Barker, 65, left Britain to train in the United States at the age of 17 and enjoyed a successful playing career, with victory at Roland Garros 1976 as a highlight. She switched to broadcasting after an injury cut her career short.
“It is an absolute honor to receive a CBE,” said Barker. “Having your work recognized in this way brings such a sense of pride.

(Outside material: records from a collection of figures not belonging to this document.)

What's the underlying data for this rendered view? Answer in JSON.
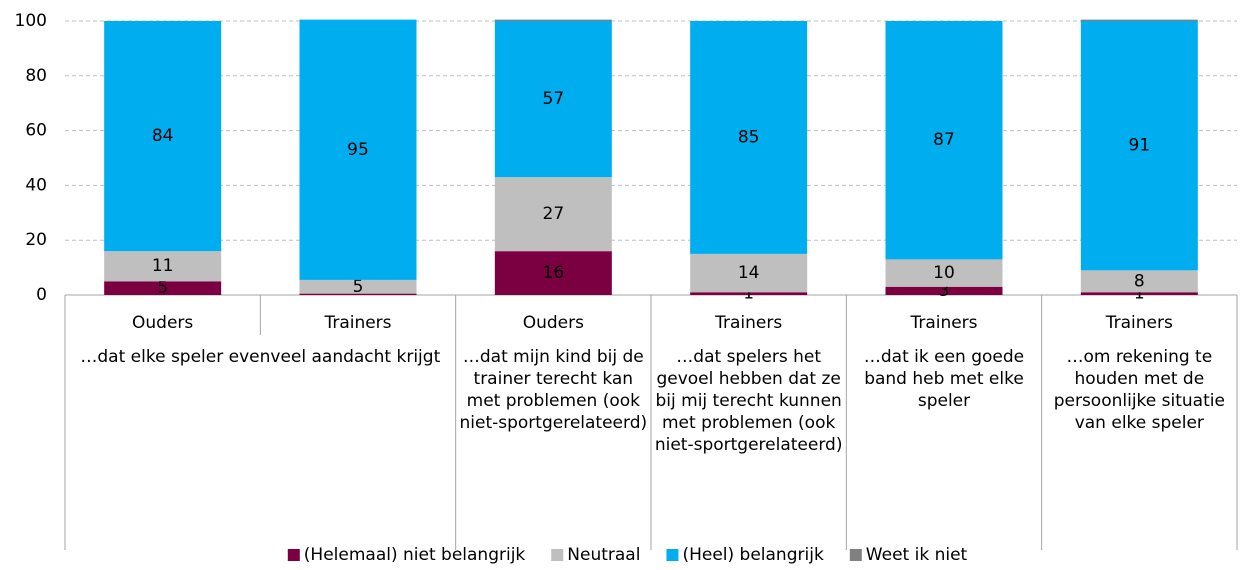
{
  "chart_data": {
    "type": "bar",
    "stacked": true,
    "categories": [
      "Ouders",
      "Trainers",
      "Ouders",
      "Trainers",
      "Trainers",
      "Trainers"
    ],
    "groups": [
      {
        "label": "…dat elke speler evenveel aandacht krijgt",
        "size": 2
      },
      {
        "label": "…dat mijn kind bij de trainer terecht kan met problemen (ook niet-sportgerelateerd)",
        "size": 1
      },
      {
        "label": "…dat spelers het gevoel hebben dat ze bij mij terecht kunnen met problemen (ook niet-sportgerelateerd)",
        "size": 1
      },
      {
        "label": "…dat ik een goede band heb met elke speler",
        "size": 1
      },
      {
        "label": "…om rekening te houden met de persoonlijke situatie van elke speler",
        "size": 1
      }
    ],
    "series": [
      {
        "name": "(Helemaal) niet belangrijk",
        "color": "#7b0041",
        "label_color": "#ffffff",
        "values": [
          5,
          0.5,
          16,
          1,
          3,
          1
        ],
        "value_labels": [
          "5",
          null,
          "16",
          "1",
          "3",
          "1"
        ]
      },
      {
        "name": "Neutraal",
        "color": "#bfbfbf",
        "label_color": "#000000",
        "values": [
          11,
          5,
          27,
          14,
          10,
          8
        ],
        "value_labels": [
          "11",
          "5",
          "27",
          "14",
          "10",
          "8"
        ]
      },
      {
        "name": "(Heel) belangrijk",
        "color": "#00aeef",
        "label_color": "#000000",
        "values": [
          84,
          95,
          57,
          85,
          87,
          91
        ],
        "value_labels": [
          "84",
          "95",
          "57",
          "85",
          "87",
          "91"
        ]
      },
      {
        "name": "Weet ik niet",
        "color": "#808080",
        "label_color": "#000000",
        "values": [
          0,
          0,
          0.5,
          0,
          0,
          0.5
        ],
        "value_labels": [
          null,
          null,
          null,
          null,
          null,
          null
        ]
      }
    ],
    "ylim": [
      0,
      100
    ],
    "yticks": [
      0,
      20,
      40,
      60,
      80,
      100
    ],
    "grid": true,
    "legend": "bottom"
  }
}
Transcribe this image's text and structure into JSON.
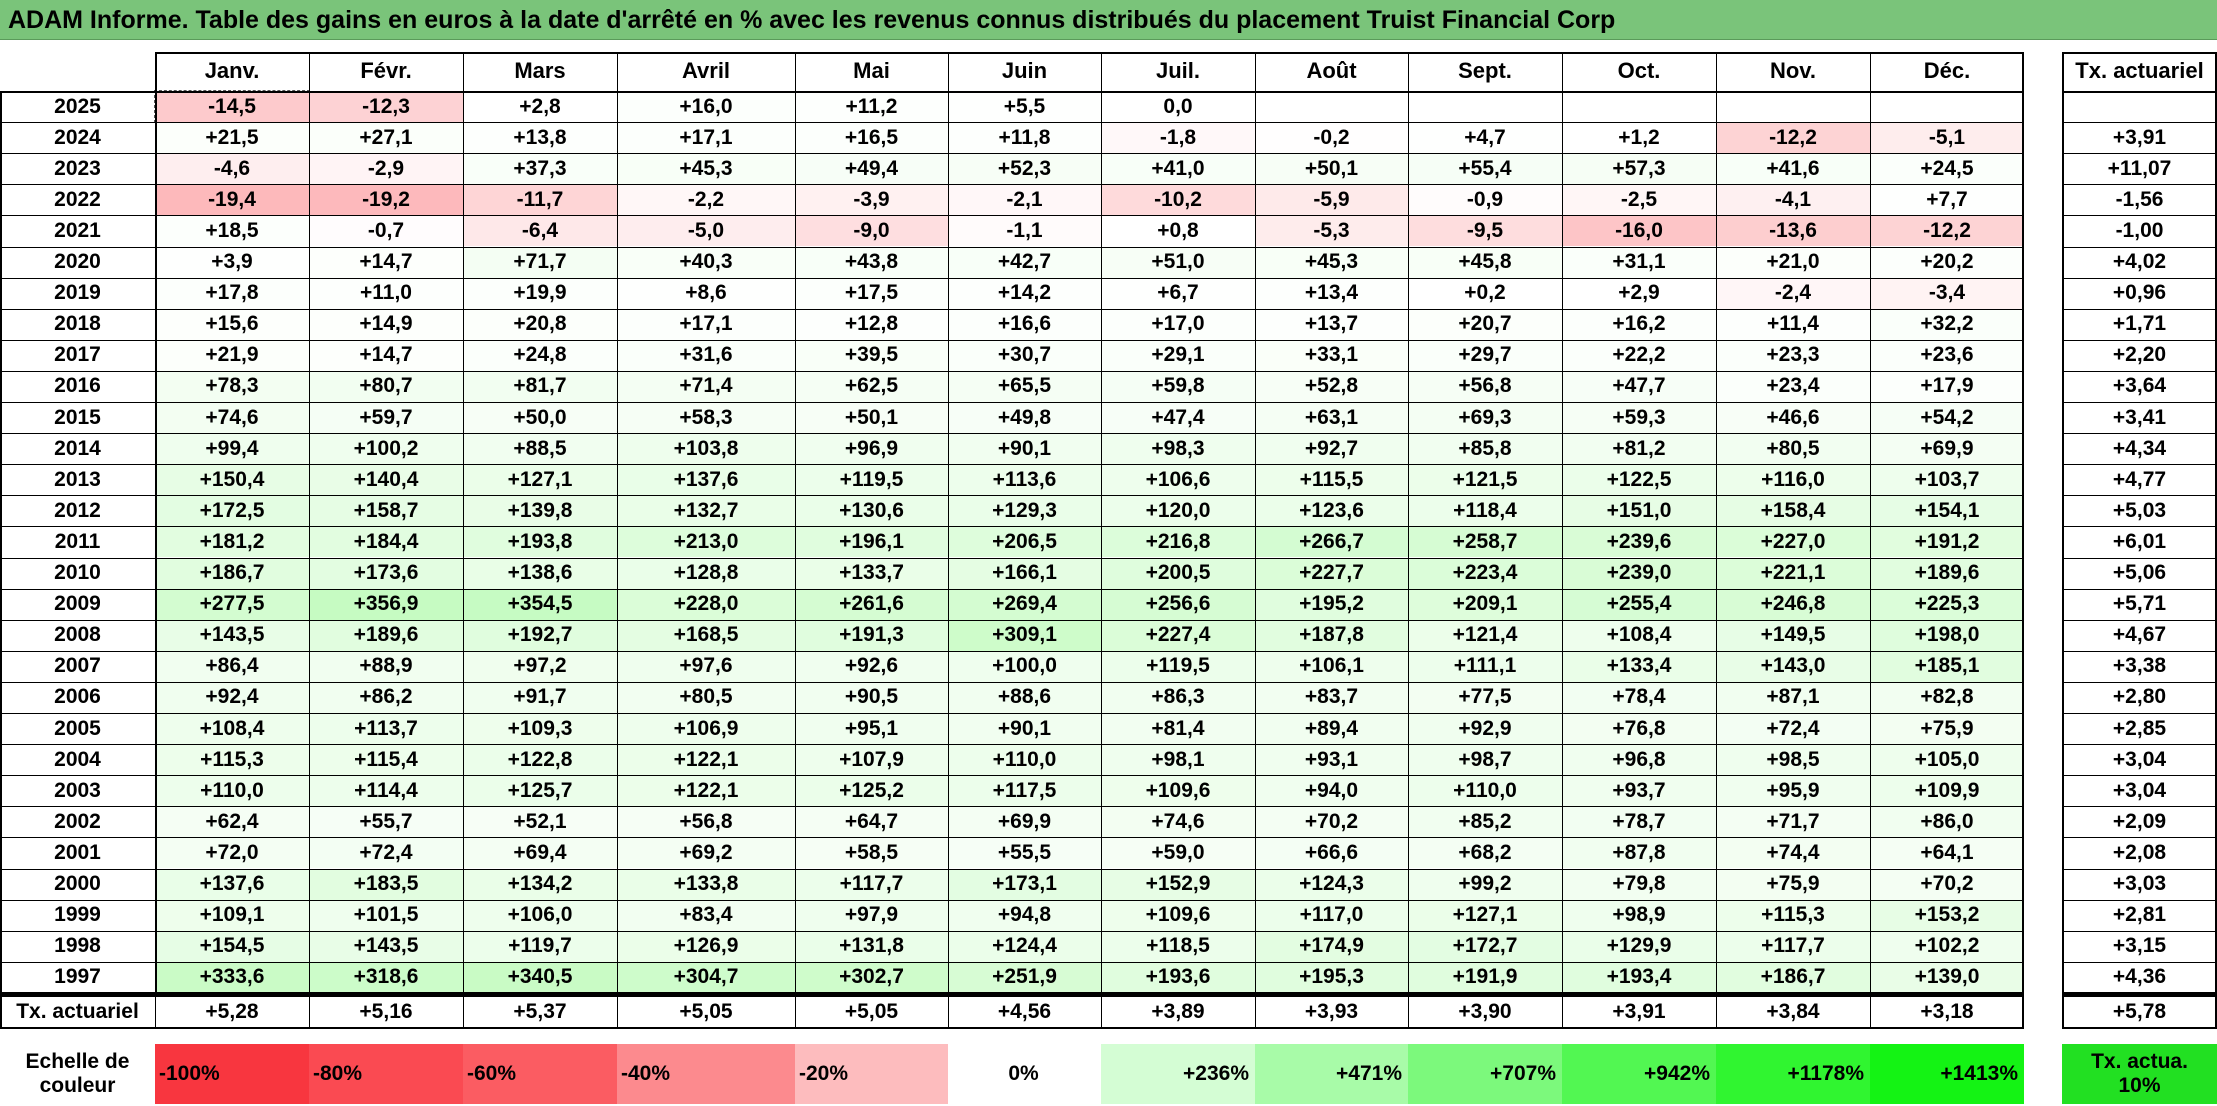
{
  "title": "ADAM Informe. Table des gains en euros à la date d'arrêté en % avec les revenus connus distribués du placement Truist Financial Corp",
  "chart_data": {
    "type": "heatmap",
    "title": "ADAM Informe. Table des gains en euros à la date d'arrêté en % avec les revenus connus distribués du placement Truist Financial Corp",
    "months": [
      "Janv.",
      "Févr.",
      "Mars",
      "Avril",
      "Mai",
      "Juin",
      "Juil.",
      "Août",
      "Sept.",
      "Oct.",
      "Nov.",
      "Déc."
    ],
    "annual_header": "Tx. actuariel",
    "rows": [
      {
        "year": "2025",
        "values": [
          "-14,5",
          "-12,3",
          "+2,8",
          "+16,0",
          "+11,2",
          "+5,5",
          "0,0",
          "",
          "",
          "",
          "",
          ""
        ],
        "rate": ""
      },
      {
        "year": "2024",
        "values": [
          "+21,5",
          "+27,1",
          "+13,8",
          "+17,1",
          "+16,5",
          "+11,8",
          "-1,8",
          "-0,2",
          "+4,7",
          "+1,2",
          "-12,2",
          "-5,1"
        ],
        "rate": "+3,91"
      },
      {
        "year": "2023",
        "values": [
          "-4,6",
          "-2,9",
          "+37,3",
          "+45,3",
          "+49,4",
          "+52,3",
          "+41,0",
          "+50,1",
          "+55,4",
          "+57,3",
          "+41,6",
          "+24,5"
        ],
        "rate": "+11,07"
      },
      {
        "year": "2022",
        "values": [
          "-19,4",
          "-19,2",
          "-11,7",
          "-2,2",
          "-3,9",
          "-2,1",
          "-10,2",
          "-5,9",
          "-0,9",
          "-2,5",
          "-4,1",
          "+7,7"
        ],
        "rate": "-1,56"
      },
      {
        "year": "2021",
        "values": [
          "+18,5",
          "-0,7",
          "-6,4",
          "-5,0",
          "-9,0",
          "-1,1",
          "+0,8",
          "-5,3",
          "-9,5",
          "-16,0",
          "-13,6",
          "-12,2"
        ],
        "rate": "-1,00"
      },
      {
        "year": "2020",
        "values": [
          "+3,9",
          "+14,7",
          "+71,7",
          "+40,3",
          "+43,8",
          "+42,7",
          "+51,0",
          "+45,3",
          "+45,8",
          "+31,1",
          "+21,0",
          "+20,2"
        ],
        "rate": "+4,02"
      },
      {
        "year": "2019",
        "values": [
          "+17,8",
          "+11,0",
          "+19,9",
          "+8,6",
          "+17,5",
          "+14,2",
          "+6,7",
          "+13,4",
          "+0,2",
          "+2,9",
          "-2,4",
          "-3,4"
        ],
        "rate": "+0,96"
      },
      {
        "year": "2018",
        "values": [
          "+15,6",
          "+14,9",
          "+20,8",
          "+17,1",
          "+12,8",
          "+16,6",
          "+17,0",
          "+13,7",
          "+20,7",
          "+16,2",
          "+11,4",
          "+32,2"
        ],
        "rate": "+1,71"
      },
      {
        "year": "2017",
        "values": [
          "+21,9",
          "+14,7",
          "+24,8",
          "+31,6",
          "+39,5",
          "+30,7",
          "+29,1",
          "+33,1",
          "+29,7",
          "+22,2",
          "+23,3",
          "+23,6"
        ],
        "rate": "+2,20"
      },
      {
        "year": "2016",
        "values": [
          "+78,3",
          "+80,7",
          "+81,7",
          "+71,4",
          "+62,5",
          "+65,5",
          "+59,8",
          "+52,8",
          "+56,8",
          "+47,7",
          "+23,4",
          "+17,9"
        ],
        "rate": "+3,64"
      },
      {
        "year": "2015",
        "values": [
          "+74,6",
          "+59,7",
          "+50,0",
          "+58,3",
          "+50,1",
          "+49,8",
          "+47,4",
          "+63,1",
          "+69,3",
          "+59,3",
          "+46,6",
          "+54,2"
        ],
        "rate": "+3,41"
      },
      {
        "year": "2014",
        "values": [
          "+99,4",
          "+100,2",
          "+88,5",
          "+103,8",
          "+96,9",
          "+90,1",
          "+98,3",
          "+92,7",
          "+85,8",
          "+81,2",
          "+80,5",
          "+69,9"
        ],
        "rate": "+4,34"
      },
      {
        "year": "2013",
        "values": [
          "+150,4",
          "+140,4",
          "+127,1",
          "+137,6",
          "+119,5",
          "+113,6",
          "+106,6",
          "+115,5",
          "+121,5",
          "+122,5",
          "+116,0",
          "+103,7"
        ],
        "rate": "+4,77"
      },
      {
        "year": "2012",
        "values": [
          "+172,5",
          "+158,7",
          "+139,8",
          "+132,7",
          "+130,6",
          "+129,3",
          "+120,0",
          "+123,6",
          "+118,4",
          "+151,0",
          "+158,4",
          "+154,1"
        ],
        "rate": "+5,03"
      },
      {
        "year": "2011",
        "values": [
          "+181,2",
          "+184,4",
          "+193,8",
          "+213,0",
          "+196,1",
          "+206,5",
          "+216,8",
          "+266,7",
          "+258,7",
          "+239,6",
          "+227,0",
          "+191,2"
        ],
        "rate": "+6,01"
      },
      {
        "year": "2010",
        "values": [
          "+186,7",
          "+173,6",
          "+138,6",
          "+128,8",
          "+133,7",
          "+166,1",
          "+200,5",
          "+227,7",
          "+223,4",
          "+239,0",
          "+221,1",
          "+189,6"
        ],
        "rate": "+5,06"
      },
      {
        "year": "2009",
        "values": [
          "+277,5",
          "+356,9",
          "+354,5",
          "+228,0",
          "+261,6",
          "+269,4",
          "+256,6",
          "+195,2",
          "+209,1",
          "+255,4",
          "+246,8",
          "+225,3"
        ],
        "rate": "+5,71"
      },
      {
        "year": "2008",
        "values": [
          "+143,5",
          "+189,6",
          "+192,7",
          "+168,5",
          "+191,3",
          "+309,1",
          "+227,4",
          "+187,8",
          "+121,4",
          "+108,4",
          "+149,5",
          "+198,0"
        ],
        "rate": "+4,67"
      },
      {
        "year": "2007",
        "values": [
          "+86,4",
          "+88,9",
          "+97,2",
          "+97,6",
          "+92,6",
          "+100,0",
          "+119,5",
          "+106,1",
          "+111,1",
          "+133,4",
          "+143,0",
          "+185,1"
        ],
        "rate": "+3,38"
      },
      {
        "year": "2006",
        "values": [
          "+92,4",
          "+86,2",
          "+91,7",
          "+80,5",
          "+90,5",
          "+88,6",
          "+86,3",
          "+83,7",
          "+77,5",
          "+78,4",
          "+87,1",
          "+82,8"
        ],
        "rate": "+2,80"
      },
      {
        "year": "2005",
        "values": [
          "+108,4",
          "+113,7",
          "+109,3",
          "+106,9",
          "+95,1",
          "+90,1",
          "+81,4",
          "+89,4",
          "+92,9",
          "+76,8",
          "+72,4",
          "+75,9"
        ],
        "rate": "+2,85"
      },
      {
        "year": "2004",
        "values": [
          "+115,3",
          "+115,4",
          "+122,8",
          "+122,1",
          "+107,9",
          "+110,0",
          "+98,1",
          "+93,1",
          "+98,7",
          "+96,8",
          "+98,5",
          "+105,0"
        ],
        "rate": "+3,04"
      },
      {
        "year": "2003",
        "values": [
          "+110,0",
          "+114,4",
          "+125,7",
          "+122,1",
          "+125,2",
          "+117,5",
          "+109,6",
          "+94,0",
          "+110,0",
          "+93,7",
          "+95,9",
          "+109,9"
        ],
        "rate": "+3,04"
      },
      {
        "year": "2002",
        "values": [
          "+62,4",
          "+55,7",
          "+52,1",
          "+56,8",
          "+64,7",
          "+69,9",
          "+74,6",
          "+70,2",
          "+85,2",
          "+78,7",
          "+71,7",
          "+86,0"
        ],
        "rate": "+2,09"
      },
      {
        "year": "2001",
        "values": [
          "+72,0",
          "+72,4",
          "+69,4",
          "+69,2",
          "+58,5",
          "+55,5",
          "+59,0",
          "+66,6",
          "+68,2",
          "+87,8",
          "+74,4",
          "+64,1"
        ],
        "rate": "+2,08"
      },
      {
        "year": "2000",
        "values": [
          "+137,6",
          "+183,5",
          "+134,2",
          "+133,8",
          "+117,7",
          "+173,1",
          "+152,9",
          "+124,3",
          "+99,2",
          "+79,8",
          "+75,9",
          "+70,2"
        ],
        "rate": "+3,03"
      },
      {
        "year": "1999",
        "values": [
          "+109,1",
          "+101,5",
          "+106,0",
          "+83,4",
          "+97,9",
          "+94,8",
          "+109,6",
          "+117,0",
          "+127,1",
          "+98,9",
          "+115,3",
          "+153,2"
        ],
        "rate": "+2,81"
      },
      {
        "year": "1998",
        "values": [
          "+154,5",
          "+143,5",
          "+119,7",
          "+126,9",
          "+131,8",
          "+124,4",
          "+118,5",
          "+174,9",
          "+172,7",
          "+129,9",
          "+117,7",
          "+102,2"
        ],
        "rate": "+3,15"
      },
      {
        "year": "1997",
        "values": [
          "+333,6",
          "+318,6",
          "+340,5",
          "+304,7",
          "+302,7",
          "+251,9",
          "+193,6",
          "+195,3",
          "+191,9",
          "+193,4",
          "+186,7",
          "+139,0"
        ],
        "rate": "+4,36"
      }
    ],
    "footer": {
      "label": "Tx. actuariel",
      "values": [
        "+5,28",
        "+5,16",
        "+5,37",
        "+5,05",
        "+5,05",
        "+4,56",
        "+3,89",
        "+3,93",
        "+3,90",
        "+3,91",
        "+3,84",
        "+3,18"
      ],
      "overall": "+5,78"
    },
    "scale": {
      "label": "Echelle de couleur",
      "steps": [
        "-100%",
        "-80%",
        "-60%",
        "-40%",
        "-20%",
        "0%",
        "+236%",
        "+471%",
        "+707%",
        "+942%",
        "+1178%",
        "+1413%"
      ],
      "step_colors": [
        "#f8363f",
        "#fa4a52",
        "#fb5c62",
        "#fc8a8e",
        "#fdbcbe",
        "#ffffff",
        "#d4fdd4",
        "#a8fba8",
        "#7cf97c",
        "#52f752",
        "#30f530",
        "#14f314"
      ],
      "rate_label": "Tx. actua. 10%",
      "rate_color": "#22e022"
    }
  }
}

All of my family and I are thrilled, especially my mom who turns 100 next week.”
Leeds Rhinos legend Kevin Sinfield, who was already an MBE, has now been awarded an OBE. He has been recognized for his successful career on and off the pitch in the rugby league, but also for raising over £ 2million for research into motor neuron disease, a condition that has affected his friend and former teammate Rhinos Rob Burrow.
Sinfield completed the “7 in 7” challenge – seven marathons in seven days – last December, helping to raise funds for research on MND, which has no known cure, and supporting those like Burrow who live. with the disease. Sinfield said in April he was planning a new challenge to raise even more funds later this year.
Former England and Crystal Palace midfielder Geoff Thomas was also named MBE for his work in raising funds for cancer treatment and research through the Geoff Thomas Foundation, after having himself was diagnosed with leukemia in 2003.
Women’s sport is well represented on the list, with Kelly Simmons – the Football Association’s director of women’s professional football – earning an OBE, and England’s rugby union vice-captain Emily Scarratt doing an MBE with her coach – national team leader Simon Middleton.
Also in the rugby union, there is an MBE for former Wales Lions and British and Irish Lions forward Ryan Jones.
Former Olympians Jeanette Kwakye (athletics) and Melanie Marshall (swimming) are also in the spotlight with MBEs, while former NBA basketball star Luol Deng, who moved to London after escaping a civil war in his native South Sudan, receives an OBE.
Those working to make sport a more diverse place are also well represented.
Rimla Akhtar, co-founder of the Muslim Women In Sport Network, receives an OBE for services rendered to equality and diversity in sport.
Leon Mann, founder of the Black Collective of Media in Sport (BCOMS) which aims to bring greater diversity to sports media, is appointed MBE.